The creature’s face remained the same weird leer, no recognition seemed to enter the thing’s eyes. The person driving the copter remained silent. Was it Harris? Or did she imagine that? This could be her chance to take out the mastermind behind her people’s destruction. This could be it, the only chance to get so close to the villain of her generation.

But, they had removed her weapon, and her head pulsed in agony. She remembered being shot. It seemed ages ago. Her arms were painfully tied behind her back with thick cords. “Okay, you got me, so what now?”

“The silent treatment? Are you Harris, then? Kinda impressive that you came out here to Venus on my account.”

“The silence really gets to you doesn’t it? Must’ve been very lonely out here on your own.”

She heard the voice from the front of the small airborne vehicle. He didn’t turn around. She couldn’t verify for sure that it was him. It would seem strange that someone so important would come in person.
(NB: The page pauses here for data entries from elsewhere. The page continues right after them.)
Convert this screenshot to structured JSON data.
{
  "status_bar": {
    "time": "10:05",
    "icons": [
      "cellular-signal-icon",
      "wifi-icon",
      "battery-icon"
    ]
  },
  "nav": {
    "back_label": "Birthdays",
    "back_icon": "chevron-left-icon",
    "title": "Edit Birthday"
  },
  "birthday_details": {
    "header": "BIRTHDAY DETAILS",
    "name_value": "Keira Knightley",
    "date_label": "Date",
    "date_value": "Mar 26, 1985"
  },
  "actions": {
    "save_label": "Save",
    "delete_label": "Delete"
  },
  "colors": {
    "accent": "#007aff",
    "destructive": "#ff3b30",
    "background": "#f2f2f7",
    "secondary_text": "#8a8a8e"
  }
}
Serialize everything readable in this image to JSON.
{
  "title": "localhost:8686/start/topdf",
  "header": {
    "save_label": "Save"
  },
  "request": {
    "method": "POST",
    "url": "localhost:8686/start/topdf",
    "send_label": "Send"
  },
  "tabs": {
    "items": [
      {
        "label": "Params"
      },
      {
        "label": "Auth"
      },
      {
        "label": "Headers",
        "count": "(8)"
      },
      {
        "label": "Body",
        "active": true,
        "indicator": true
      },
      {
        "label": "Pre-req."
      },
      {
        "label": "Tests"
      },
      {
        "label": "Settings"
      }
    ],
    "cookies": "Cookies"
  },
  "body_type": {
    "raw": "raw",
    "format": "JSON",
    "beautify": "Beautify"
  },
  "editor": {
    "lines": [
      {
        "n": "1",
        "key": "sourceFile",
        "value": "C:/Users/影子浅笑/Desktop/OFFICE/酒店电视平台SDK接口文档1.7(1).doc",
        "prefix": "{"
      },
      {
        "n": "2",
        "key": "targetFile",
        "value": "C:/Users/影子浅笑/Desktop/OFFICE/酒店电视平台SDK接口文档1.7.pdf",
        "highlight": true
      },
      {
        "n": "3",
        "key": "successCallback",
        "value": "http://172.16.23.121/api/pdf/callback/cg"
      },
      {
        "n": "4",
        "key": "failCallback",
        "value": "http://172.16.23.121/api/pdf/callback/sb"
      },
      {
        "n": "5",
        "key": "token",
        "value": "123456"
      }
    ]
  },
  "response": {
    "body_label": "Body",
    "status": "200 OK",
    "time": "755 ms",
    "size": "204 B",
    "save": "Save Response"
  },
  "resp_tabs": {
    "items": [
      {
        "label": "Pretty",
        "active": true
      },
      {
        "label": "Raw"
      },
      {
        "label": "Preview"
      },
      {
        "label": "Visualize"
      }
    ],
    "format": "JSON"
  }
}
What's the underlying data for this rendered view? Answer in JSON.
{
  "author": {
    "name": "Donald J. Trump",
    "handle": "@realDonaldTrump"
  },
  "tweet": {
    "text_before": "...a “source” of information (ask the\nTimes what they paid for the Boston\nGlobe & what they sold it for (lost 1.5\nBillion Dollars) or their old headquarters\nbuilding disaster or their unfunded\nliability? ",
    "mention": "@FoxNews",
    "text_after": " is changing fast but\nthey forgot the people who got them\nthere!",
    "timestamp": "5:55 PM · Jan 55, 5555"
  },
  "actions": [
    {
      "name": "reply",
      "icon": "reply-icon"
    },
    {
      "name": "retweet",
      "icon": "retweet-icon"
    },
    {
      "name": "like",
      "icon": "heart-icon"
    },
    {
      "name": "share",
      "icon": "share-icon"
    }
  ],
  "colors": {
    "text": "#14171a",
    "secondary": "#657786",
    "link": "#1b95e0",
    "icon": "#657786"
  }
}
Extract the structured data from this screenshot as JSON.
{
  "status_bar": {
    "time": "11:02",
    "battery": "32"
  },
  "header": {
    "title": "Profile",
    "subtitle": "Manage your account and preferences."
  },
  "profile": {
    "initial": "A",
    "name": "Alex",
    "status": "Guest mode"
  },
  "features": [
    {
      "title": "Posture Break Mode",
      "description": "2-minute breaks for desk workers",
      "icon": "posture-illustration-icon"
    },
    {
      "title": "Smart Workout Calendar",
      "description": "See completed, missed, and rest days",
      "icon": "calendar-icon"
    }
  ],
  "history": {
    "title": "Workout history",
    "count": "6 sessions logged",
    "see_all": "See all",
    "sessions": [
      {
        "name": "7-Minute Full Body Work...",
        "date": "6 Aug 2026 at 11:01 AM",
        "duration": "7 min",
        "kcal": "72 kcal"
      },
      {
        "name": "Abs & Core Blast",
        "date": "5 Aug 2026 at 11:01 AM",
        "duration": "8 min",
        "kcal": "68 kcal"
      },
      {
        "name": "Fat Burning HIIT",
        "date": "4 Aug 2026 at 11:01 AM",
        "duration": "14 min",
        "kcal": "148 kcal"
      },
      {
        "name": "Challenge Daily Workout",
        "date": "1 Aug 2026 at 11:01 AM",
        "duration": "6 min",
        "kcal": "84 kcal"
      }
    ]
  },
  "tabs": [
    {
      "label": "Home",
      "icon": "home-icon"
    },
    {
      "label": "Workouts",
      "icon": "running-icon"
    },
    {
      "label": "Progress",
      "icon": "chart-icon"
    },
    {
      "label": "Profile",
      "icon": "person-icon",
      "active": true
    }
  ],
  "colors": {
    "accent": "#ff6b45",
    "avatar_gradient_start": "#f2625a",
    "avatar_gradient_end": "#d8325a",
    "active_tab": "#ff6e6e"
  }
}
But, she could have sworn she saw his face.

“Your father was once a friend of mine, many years ago.”

“You knew my father?”

“Sure. I knew a lot of folks in the early days when we just started to develop this place. I modified that lasgun to stun only. I didn’t want to kill you. Not yet anyhow. I would like to know, what exactly you know. Where the Blue Rim is hiding out, for starters. Or, how about how you survived out here, all by your lonesome.  That is quite impressive.”

“So, you rescued me, to disarm me, and torture me?”

“It doesn’t have to be torture, does it? You gotta be lonely. Wouldn’t it be nice to have a friendly chat, you know, for once?”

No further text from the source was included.